Close links exist between sport, health, economy and the environment for a long time. Links with the environment and health are more evident with “outdoor sports”, and indirect (via delayed or indirect impacts) with indoor sports or so-called “automotive” or “mechanical” sports. As such, the challenges of sustainable development of sports activities really emerged in the 1990s, in the context of the Rio Earth Summit (June 1992) and its aftermath. Pollution is important for major sporting events because it can affect the performance of athletes themselves. explains Dr. Pierre Souvet, President of the Association Santé Environnement France. Pollution of the air often invites itself to the Olympic Games.
In 1984, at the Los Angeles Olympics, Steve Ovett’s rider collapsed during the final because of respiratory problems partly related to pollution. In 2008 at the Beijing Games, the authorities reduced the traffic of cars and closed hundreds of factories. In London, there is a fear of facing the same problem. The environmental impact of “sport show” is not the only problem. Today, food supplements, energy bars, antiperspirants, energy drinks: all these products that are sold to athletes (see sports nutrition) are suspected of being toxic to the health of the athlete and the environment. These “miracle” products can contain too much salt, too many sugars, but also chemical molecules (taurine, riboflavin, pyridoxine), heavy metals (lead, aluminum) or nanoparticles.

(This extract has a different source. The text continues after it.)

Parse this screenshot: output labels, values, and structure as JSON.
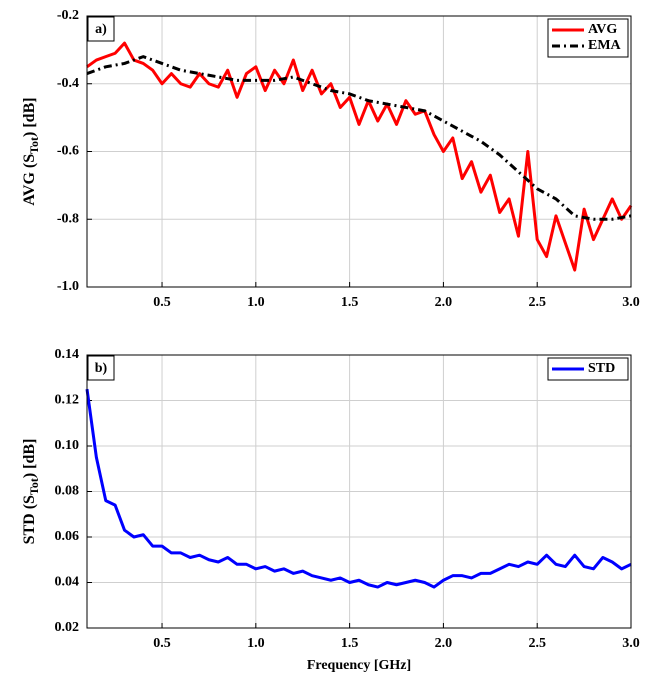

These can have deleterious effects on health and the environment.
On the occasion of the 2012 Summer Olympics, the Association Santé Environnement France, which brings together around 2,500 physicians, has published a small guide of practical advice all based on serious scientific studies.
From the 2000s, sports infrastructures that better respect the environment and landscapes; protection of natural resources and biodiversity; the reduction of waste and pollutants produced by sport; the promotion of young people, indigenous peoples, international cooperation, the democratization of sport and the role of women; the fight against discrimination and the development of women’s sport are among the IOC’s challenges and commitments to the sustainability of sport. At the global level, the Olympic Committee produced its own Agenda (“IOC Agenda 21” in 1999), followed by a Council of Europe resolution in 2000, and a French adaptation and adaptation. in 2005 (in an “Agenda 21 of French sport”).